Die parteipolitische Szene der Bundesrepublik Deutschland war in den letzten Jahren durch ein von vielen als verwirrend empfundenes Phänomen gekennzeichnet: Während sich der Streit zwischen Regierung und Opposition verschärfte, erklärten sich alle Beteiligten in ihren programmatischen Äußerungen für die gleichen „Grundwerte". Dies mag einerseits als ein für jedes demokratische Gemeinwesen notwendiger Grundkonsensus gedeutet und begrüßt werden, andererseits erweckt diese Übereinstimmung im Bekenntnis bei gleichzeitiger Gegensätzlichkeit in der praktischen Politik den Verdacht, daß diese „Grundwerte" über die wirklichen Motive, Absichten und Zielvorstellungen der Parteien nichts besagen, ja daß die Berufung auf sie nur deren Camouflierung dienen solle.

Die SPD konnte durch ihren Mannheimer Parteitag vom November 1975, was ihre eigene Haltung angeht, solch einen Verdacht von sich weisen und entkräften. Nach fünfjähriger Arbeit mehrerer Kommissionen und einer intensiv geführten Diskussion in der Partei verabschiedete der Parteitag einstimmig den „ökonomisch-politischen Orientierungsrahmen für die Jahre 1975— 1985" (OR ’ 85). Damit wurde der zwei Jahre zuvor vom Hannoveraner Parteitag erteilte Auftrag erfüllt, „auf der Grundlage des Godesberger Programms die Grundwerte des demokratischen Sozialismus zu präzisieren und zu konkretisieren, eingetretene und zu erwartende gesellschaftliche Entwicklungen zu analysieren und aufzuzeigen, wie durch Reformen die Gesellschaftsordnung der Bundesrepublik Deutschland in Richtung auf mehr Freiheit, mehr Gerechtigkeit und mehr Solidarität verändert werden kann" Was Freiheit, Gerechtigkeit und Solidarität, die im Godesberger Programm von 1959 niedergelegten Grundwerte, für die deutsche Sozialdemokratie im letzten Viertel des zwanzigsten Jahrhunderts bedeuteten, das wird im OR '85 ausgeführt. Diese Grundwerte liefern dort den Maßstab zur Untersuchung und Beurteilung des Bezugsrahmens und der Bedingungen politischen Handelns heute und in vorhersehbarer Zukunft sowie den Wegweiser für die Aufgaben und Schwerpunktsetzungen sozialdemokratischer Politik.

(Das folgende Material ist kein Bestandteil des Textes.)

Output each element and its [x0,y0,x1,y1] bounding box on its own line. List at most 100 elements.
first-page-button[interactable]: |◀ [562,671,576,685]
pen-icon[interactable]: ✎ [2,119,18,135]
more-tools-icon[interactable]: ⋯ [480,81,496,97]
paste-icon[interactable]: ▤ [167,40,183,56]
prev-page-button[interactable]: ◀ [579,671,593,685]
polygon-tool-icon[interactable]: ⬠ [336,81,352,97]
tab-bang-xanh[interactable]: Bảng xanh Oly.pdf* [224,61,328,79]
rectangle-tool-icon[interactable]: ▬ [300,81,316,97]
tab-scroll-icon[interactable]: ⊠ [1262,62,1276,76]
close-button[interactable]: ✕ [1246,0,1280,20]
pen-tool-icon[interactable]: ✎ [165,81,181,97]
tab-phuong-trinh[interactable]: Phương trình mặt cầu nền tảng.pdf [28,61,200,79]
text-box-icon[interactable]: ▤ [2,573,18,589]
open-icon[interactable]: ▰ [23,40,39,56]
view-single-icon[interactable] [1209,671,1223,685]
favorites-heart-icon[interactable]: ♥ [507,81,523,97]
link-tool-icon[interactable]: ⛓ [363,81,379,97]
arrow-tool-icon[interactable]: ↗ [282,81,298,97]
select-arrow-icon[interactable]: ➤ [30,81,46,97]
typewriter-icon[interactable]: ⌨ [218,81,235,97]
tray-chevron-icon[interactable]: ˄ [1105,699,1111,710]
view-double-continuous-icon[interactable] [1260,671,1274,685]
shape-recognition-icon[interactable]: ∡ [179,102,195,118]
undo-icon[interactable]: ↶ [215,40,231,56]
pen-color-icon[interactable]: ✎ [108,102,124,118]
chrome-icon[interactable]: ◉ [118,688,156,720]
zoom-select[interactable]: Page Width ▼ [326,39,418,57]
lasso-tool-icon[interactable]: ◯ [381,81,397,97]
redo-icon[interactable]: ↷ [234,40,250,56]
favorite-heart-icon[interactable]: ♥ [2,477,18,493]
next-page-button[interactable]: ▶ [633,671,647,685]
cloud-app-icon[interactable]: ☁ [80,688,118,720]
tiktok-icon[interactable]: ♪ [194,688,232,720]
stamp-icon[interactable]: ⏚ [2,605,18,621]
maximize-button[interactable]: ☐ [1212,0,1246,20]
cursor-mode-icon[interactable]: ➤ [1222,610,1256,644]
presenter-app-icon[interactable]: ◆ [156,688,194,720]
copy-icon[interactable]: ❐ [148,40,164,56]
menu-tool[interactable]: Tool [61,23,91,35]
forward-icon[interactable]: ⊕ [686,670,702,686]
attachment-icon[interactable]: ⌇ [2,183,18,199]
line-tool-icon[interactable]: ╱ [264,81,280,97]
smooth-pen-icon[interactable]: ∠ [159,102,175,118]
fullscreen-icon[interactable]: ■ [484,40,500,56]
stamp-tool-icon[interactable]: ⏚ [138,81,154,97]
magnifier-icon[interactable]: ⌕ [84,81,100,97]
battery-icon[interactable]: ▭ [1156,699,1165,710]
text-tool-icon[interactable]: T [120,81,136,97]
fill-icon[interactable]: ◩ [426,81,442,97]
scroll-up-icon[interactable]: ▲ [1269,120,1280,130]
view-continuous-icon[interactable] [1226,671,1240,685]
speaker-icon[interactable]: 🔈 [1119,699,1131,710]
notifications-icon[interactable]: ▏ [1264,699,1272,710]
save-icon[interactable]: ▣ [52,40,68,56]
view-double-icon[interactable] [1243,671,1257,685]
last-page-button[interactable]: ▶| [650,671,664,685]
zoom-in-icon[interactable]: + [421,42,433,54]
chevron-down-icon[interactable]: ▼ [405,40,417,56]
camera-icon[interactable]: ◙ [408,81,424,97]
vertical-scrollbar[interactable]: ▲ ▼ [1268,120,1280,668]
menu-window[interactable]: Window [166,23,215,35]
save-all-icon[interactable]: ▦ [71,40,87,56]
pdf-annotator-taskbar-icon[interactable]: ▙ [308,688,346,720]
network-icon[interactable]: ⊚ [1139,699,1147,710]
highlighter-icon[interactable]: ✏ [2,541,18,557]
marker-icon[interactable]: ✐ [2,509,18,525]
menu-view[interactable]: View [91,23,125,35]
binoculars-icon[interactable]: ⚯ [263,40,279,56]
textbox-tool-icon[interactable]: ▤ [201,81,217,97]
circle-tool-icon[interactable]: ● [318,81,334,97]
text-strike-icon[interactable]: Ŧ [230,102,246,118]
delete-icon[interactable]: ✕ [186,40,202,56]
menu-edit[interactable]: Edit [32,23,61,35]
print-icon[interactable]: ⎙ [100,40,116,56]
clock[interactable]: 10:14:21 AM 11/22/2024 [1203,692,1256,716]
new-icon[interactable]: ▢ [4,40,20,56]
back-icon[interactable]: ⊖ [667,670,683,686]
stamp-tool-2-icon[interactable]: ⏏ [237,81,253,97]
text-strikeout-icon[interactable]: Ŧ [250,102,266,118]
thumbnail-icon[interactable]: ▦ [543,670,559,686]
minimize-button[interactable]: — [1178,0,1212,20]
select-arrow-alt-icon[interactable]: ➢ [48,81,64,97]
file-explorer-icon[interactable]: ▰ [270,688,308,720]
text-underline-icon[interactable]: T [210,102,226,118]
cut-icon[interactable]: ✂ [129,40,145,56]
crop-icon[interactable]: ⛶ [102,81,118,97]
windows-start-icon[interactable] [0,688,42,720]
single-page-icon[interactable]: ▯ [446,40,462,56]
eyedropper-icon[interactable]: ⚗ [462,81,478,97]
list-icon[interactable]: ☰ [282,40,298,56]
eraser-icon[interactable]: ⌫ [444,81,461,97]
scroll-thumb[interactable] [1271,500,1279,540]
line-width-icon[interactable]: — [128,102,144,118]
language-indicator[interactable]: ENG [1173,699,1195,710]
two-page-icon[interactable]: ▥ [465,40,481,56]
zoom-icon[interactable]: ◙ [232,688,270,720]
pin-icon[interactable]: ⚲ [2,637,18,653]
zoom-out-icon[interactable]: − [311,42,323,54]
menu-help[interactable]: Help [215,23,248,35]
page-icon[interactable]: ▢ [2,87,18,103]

Erst aufgrund konkreter, an aktuellen Sachfragen orientierter Analyse und Programmatik, für die der OR '85 ein in der Bundesrepublik vorläufig einzigartiges Beispiel bietet, lassen sich mit den Begriffen Freiheit, Gerechtigkeit und Solidarität inhaltliche Vorstellungen verbinden, die dem einzelnen ein Urteil darüber ermöglichen, was die betreffende Partei unter diesen Grundwerten versteht und welches Gewicht sie ihnen bei ihren Entscheidungen zumißt. Durch die detaillierten Aussagen des OR '85 ist der mitunter erhobene Vorwurf widerlegt, bei den Grundwerten des Godesberger Programms handele es sich um „Leerformeln", bar jeder Konsequenz für das politische Handeln der SPD. Eine für das Erscheinungsbild dieser Partei und das Selbstverständnis ihrer Mitglieder nicht unerhebliche Frage bleibt dennoch nur ungenügend beantwortet: Wie verhält sich die Entscheidung der Sozialdemokraten, die Trias der Grundwerte an die Spitze ihres Grundsatzprogramms zu stellen, zur Tradition der deutschen Arbeiterbewegung? Warum wurde gerade dieser Trias — Freiheit, Gerechtigkeit, Solidarität — der Rang von „Grundwerten“ zuerkannt? Welchen Stellenwert hat sie im Verlauf der langen, wechselvollen Geschichte der deutschen Sozialdemokratie besessen? Im OR ’ 85 heißt es dazu nur sehr summarisch: „Die deutsche Sozialdemokratie hat seit jeher in Solidarität mit den Unterdrückten und Benachteiligten für politische Freiheit und Gerechtigkeit gestritten und die heutige rechtsstaatliche Demokratie erkämpft." Diese Feststellung bedarf der Interpretation durch einen Rückblick auf die Parteigeschichte.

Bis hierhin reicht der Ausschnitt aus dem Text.